Prognostic Relevance of 18F-FDG PET/CT In Newly Diagnosed Multiple Myeloma Patients Treated with up-Front Autologous Transplantation: A Prospective Study

Abstract 369

F-18-fluorodeoxyglucose positron emission tomography integrated with computed tomography (FDG-PET/CT) has been reported to be a careful technique for a widespread screening of myelomatous lesions, both medullary and extramedullary, at the onset of multiple myeloma (MM). By the opposite, the role of FDG-PET/CT in assessing and monitoring response to therapy and the prognostic value of this imaging technique is less explored.

Aim of the present study was to prospectively evaluate the prognostic significance of FDG-PET/CT at diagnosis and after therapy in an homogeneous population of patients with newly diagnosed MM who received up-front single or double autologous stem cell transplantation (ASCT). By study design, all patients were studied with FDG-PET/CT at baseline, 3 months after ASCT, every year during the maintenance/follow-up phase and at time of relapse. Bone marrow involvement was described as negative, diffuse or focal. The number of focal lesions (FL), as well as their size and associated standardized uptake values (SUV) were recorded. Extramedullary disease, if present, was described by location, size, number of lesions and SUV.
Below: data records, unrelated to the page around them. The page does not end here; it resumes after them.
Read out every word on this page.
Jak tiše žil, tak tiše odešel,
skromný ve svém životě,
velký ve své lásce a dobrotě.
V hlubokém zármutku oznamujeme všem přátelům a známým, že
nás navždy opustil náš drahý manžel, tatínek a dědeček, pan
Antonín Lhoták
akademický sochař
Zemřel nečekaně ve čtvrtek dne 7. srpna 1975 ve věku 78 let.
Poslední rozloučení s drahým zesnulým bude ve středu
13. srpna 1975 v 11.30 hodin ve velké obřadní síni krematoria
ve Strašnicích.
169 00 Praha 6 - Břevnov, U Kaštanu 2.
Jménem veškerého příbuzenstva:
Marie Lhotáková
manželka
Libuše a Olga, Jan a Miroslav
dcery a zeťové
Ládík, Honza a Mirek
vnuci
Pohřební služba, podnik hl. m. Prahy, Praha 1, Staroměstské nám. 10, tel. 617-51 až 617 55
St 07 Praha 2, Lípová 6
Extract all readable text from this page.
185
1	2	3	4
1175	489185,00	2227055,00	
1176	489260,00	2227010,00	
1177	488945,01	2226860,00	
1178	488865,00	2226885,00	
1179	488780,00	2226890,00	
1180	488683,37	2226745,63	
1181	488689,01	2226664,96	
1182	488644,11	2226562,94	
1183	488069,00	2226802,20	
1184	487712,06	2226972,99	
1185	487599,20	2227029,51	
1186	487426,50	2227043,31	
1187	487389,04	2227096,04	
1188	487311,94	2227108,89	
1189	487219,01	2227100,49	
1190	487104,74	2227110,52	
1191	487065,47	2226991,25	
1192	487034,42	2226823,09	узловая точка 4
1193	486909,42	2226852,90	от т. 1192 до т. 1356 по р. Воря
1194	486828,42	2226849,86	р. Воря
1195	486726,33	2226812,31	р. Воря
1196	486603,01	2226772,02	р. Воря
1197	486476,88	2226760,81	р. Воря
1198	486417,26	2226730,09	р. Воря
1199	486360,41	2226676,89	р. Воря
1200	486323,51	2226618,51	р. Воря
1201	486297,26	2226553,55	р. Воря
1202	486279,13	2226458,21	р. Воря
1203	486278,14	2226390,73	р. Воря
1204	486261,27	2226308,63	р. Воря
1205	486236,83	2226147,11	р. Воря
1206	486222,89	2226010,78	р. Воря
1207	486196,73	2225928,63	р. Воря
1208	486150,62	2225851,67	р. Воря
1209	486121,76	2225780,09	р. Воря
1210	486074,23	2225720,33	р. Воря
A total of 146 patients who actually received the planned treatment program and were followed for a median of 39 months were analyzed. Their median age was 58 years. ISS stage was as follows: 48% stage I, 31% stage II, 14% stage III. Six per cent of the patients had renal failure, related to the presence of hypercalcemia at diagnosis. Del (13q), t(4;14) and del(17p), detected by FISH, were present in 47%, 25% and 10% of the patients, respectively. Induction treatment prior to ASCT included an IMiD in 55% of the patients, bortezomib in 34% and chemotherapy in 11% of the cases.

The best overall response rate, including CR and at least VGPR, was 56% and 82%, respectively. Median PFS of the entire population was 55 months and the 5-year projected OS rate was 85%.

At baseline, 22% of the patients had a negative PET/CT, 27% presented less than 3 FL and 51% 3 or more FL or a diffuse bone marrow uptake of FDG. In 44% of the cases the SUV was low (< 3.9) while in 56% was 4 or more. In 6% of the patients extramedullary disease was present.

No significant differences between patients with positive or negative PET/CT were found regarding baseline characteristics and response to therapy. The entity of PET/CT involvement at baseline influenced clinical outcomes. In particular, patients with more than 3 FL and/or SUV > 3.9 had a significantly shorter OS in comparison with patients with FL < 3 and/or SUV < 3.9 (5-year projected OS: 92% vs 75%, respectively, P=0.04).

After 3 months from ASCT, PET/CT was negative in 65% of the patients and remained positive, either unchanged or with a reduction in the SUV, in 35% of them. A correlation between PET/CT findings and response to ASCT was evident; in particular, among patients with negative PET/CT the rate of CR and VGPR was significantly higher than among patients with positive PET/CT (CR: 68% vs 38%; P= 0.001) (VGPR: 90% vs 76%; P= 0.008). Complete FDG suppression at PET/CT after ASCT conferred superior PFS and OS than persistence of FL (PFS: median 58 vs 45 months, respectively, P=0.05; 5-year projected OS: 92% vs 79%, respectively, P=0.004).

In conclusion, involvement of PET/CT at diagnosis in terms of number of FL and intensity of tumour metabolism (SUV) predicted survival outcome. Complete FDG suppression after ASCT was strictly related with achievement of high-quality response and was prognostically relevant for durable disease control and longer OS.